I also e.g. have the impression that the most comprehensive/complete/ready to use container solution seems to be GKE, so on some specific areas there would be different "winners". In overall terms I got the feeling Google has a simpler offering than AWS and Azure.
There is Openstack, which is a collections of IaaS provider with connected with an API.
Digitial Ocean & Vultr which you already know about.
GCE mentioned else where here.
Linode, while not feature rich is the 2nd largest VPS provider.
Azure, which is Microsoft's IaaS. Which I've always had some reservations about, but have actually subcontracted management out separate companies to protect user info.
Scalaway is great low price option but there AZ's are mostly in Europe.
I'm personally using LunaNode, which doesn't offer nearly as many nine's in up time, but is great for the price (I have a 3 cpu, with 2G of ram, for ~$10 a month).
There are tonnes of IaaS platforms out there, very few have the full feature set of EC2, but again it depends on what you want.
Thanks for the heads up!
I personally can vouch for Vultr.

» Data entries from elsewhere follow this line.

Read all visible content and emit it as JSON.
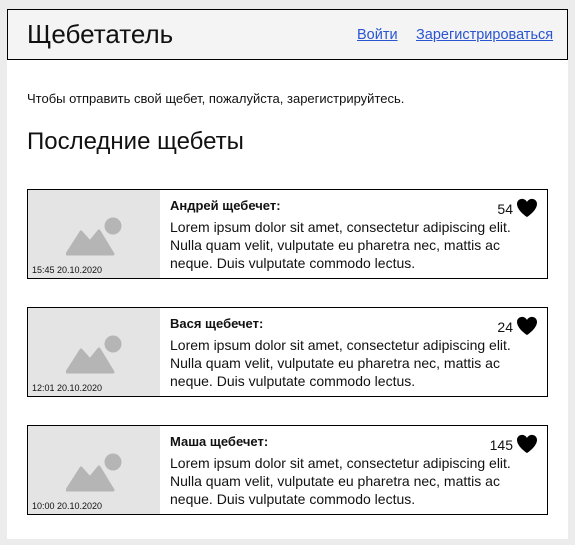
{
  "header": {
    "brand": "Щебетатель",
    "login_label": "Войти",
    "register_label": "Зарегистрироваться"
  },
  "notice": "Чтобы отправить свой щебет, пожалуйста, зарегистрируйтесь.",
  "section_title": "Последние щебеты",
  "tweets": [
    {
      "author": "Андрей щебечет:",
      "text": "Lorem ipsum dolor sit amet, consectetur adipiscing elit. Nulla quam velit, vulputate eu pharetra nec, mattis ac neque. Duis vulputate commodo lectus.",
      "time": "15:45 20.10.2020",
      "likes": "54"
    },
    {
      "author": "Вася щебечет:",
      "text": "Lorem ipsum dolor sit amet, consectetur adipiscing elit. Nulla quam velit, vulputate eu pharetra nec, mattis ac neque. Duis vulputate commodo lectus.",
      "time": "12:01 20.10.2020",
      "likes": "24"
    },
    {
      "author": "Маша щебечет:",
      "text": "Lorem ipsum dolor sit amet, consectetur adipiscing elit. Nulla quam velit, vulputate eu pharetra nec, mattis ac neque. Duis vulputate commodo lectus.",
      "time": "10:00 20.10.2020",
      "likes": "145"
    }
  ],
  "colors": {
    "link": "#2a55d0",
    "image_placeholder": "#e4e4e4",
    "header_bg": "#f4f4f4"
  },
  "icons": {
    "image": "image-placeholder-icon",
    "like": "heart-icon"
  }
}
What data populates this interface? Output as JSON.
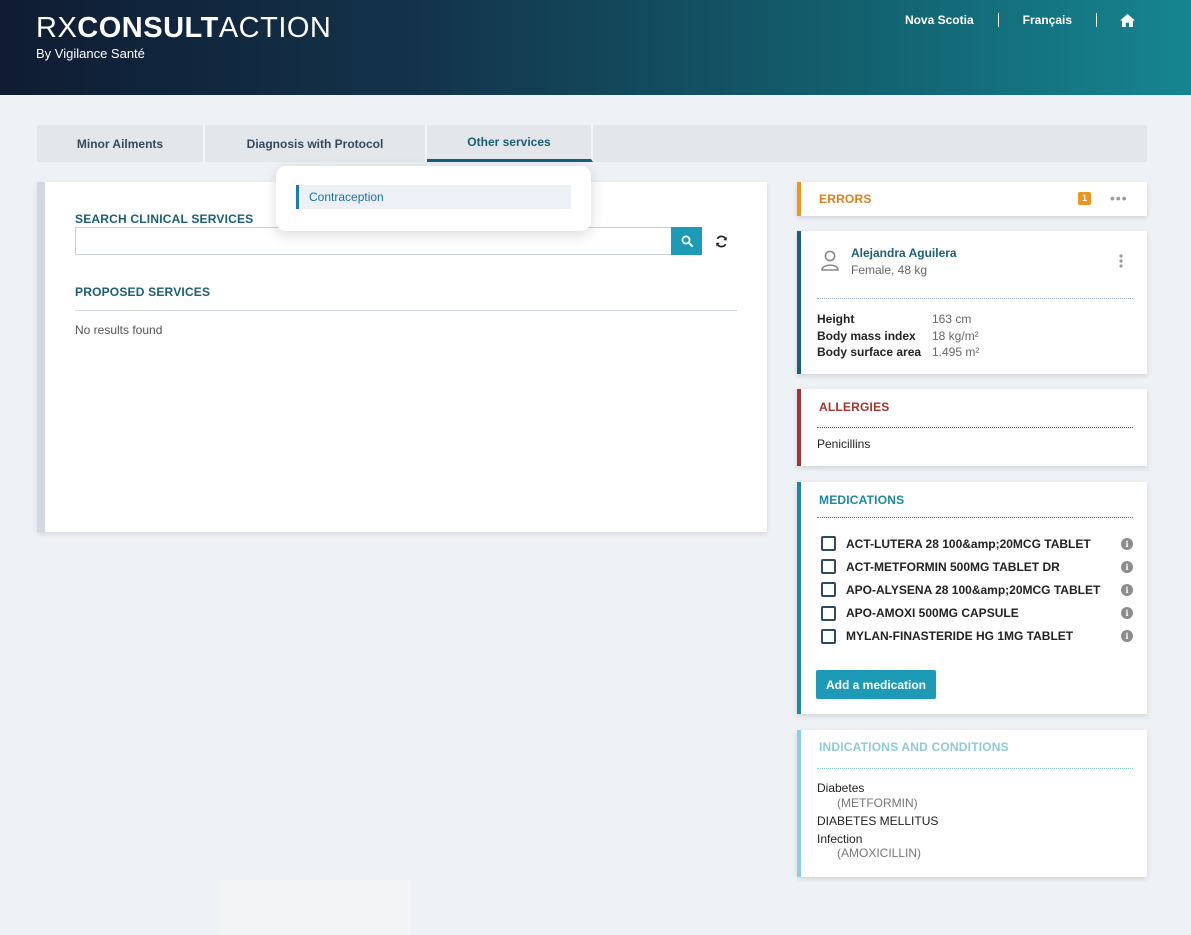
{
  "header": {
    "brand_rx": "RX",
    "brand_consult": "CONSULT",
    "brand_action": "ACTION",
    "subtitle": "By Vigilance Santé",
    "province": "Nova Scotia",
    "language": "Français",
    "home_icon": "home-icon"
  },
  "tabs": [
    {
      "label": "Minor Ailments"
    },
    {
      "label": "Diagnosis with Protocol"
    },
    {
      "label": "Other services"
    }
  ],
  "dropdown": {
    "items": [
      {
        "label": "Contraception"
      }
    ]
  },
  "search": {
    "label": "SEARCH CLINICAL SERVICES",
    "value": "",
    "placeholder": ""
  },
  "proposed": {
    "label": "PROPOSED SERVICES",
    "empty_text": "No results found"
  },
  "errors": {
    "title": "ERRORS",
    "count": "1"
  },
  "patient": {
    "name": "Alejandra Aguilera",
    "details": "Female, 48 kg",
    "metrics": [
      {
        "label": "Height",
        "value": "163 cm"
      },
      {
        "label": "Body mass index",
        "value": "18 kg/m²"
      },
      {
        "label": "Body surface area",
        "value": "1.495 m²"
      }
    ]
  },
  "allergies": {
    "title": "ALLERGIES",
    "items": [
      "Penicillins"
    ]
  },
  "medications": {
    "title": "MEDICATIONS",
    "items": [
      "ACT-LUTERA 28 100&amp;20MCG TABLET",
      "ACT-METFORMIN 500MG TABLET DR",
      "APO-ALYSENA 28 100&amp;20MCG TABLET",
      "APO-AMOXI 500MG CAPSULE",
      "MYLAN-FINASTERIDE HG 1MG TABLET"
    ],
    "add_label": "Add a medication"
  },
  "indications": {
    "title": "INDICATIONS AND CONDITIONS",
    "items": [
      {
        "name": "Diabetes",
        "drug": "(METFORMIN)"
      },
      {
        "name": "DIABETES MELLITUS",
        "drug": ""
      },
      {
        "name": "Infection",
        "drug": "(AMOXICILLIN)"
      }
    ]
  },
  "colors": {
    "brand_teal": "#1b5e77",
    "accent_blue": "#1c9ab6",
    "error_orange": "#f0941e",
    "allergy_red": "#a5332f",
    "indications_light": "#8ccfe0"
  }
}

Been running a freebsd system with them for over a year now.
When clients ask about AWS, I throw in Digital Ocean or Vultr so they can save a ton of money. Most of the the time, they go with AWS as it is the most popular but tends to be an overkill for most of the projects I'm dealing with.
OP mentioned a desire to work with bare metal/do IaaS their own way, and dedicated server providers are awesome for that. Conversations about infrastructure are often about "cloud vs. running our own datacentres!" and renting dedicated servers is an interesting middle ground - you get a ton of hardware and bandwidth for your dollar and maintaining the hardware isn't your problem. You give up per-hour billing but you could very well still save money - it's a serious alternative to VPS providers like DigitalOcean.
And you still wouldn't believe the speed difference of a low atom with a VPS, even if the VPS is running on a xeon. Goes double for tail latency.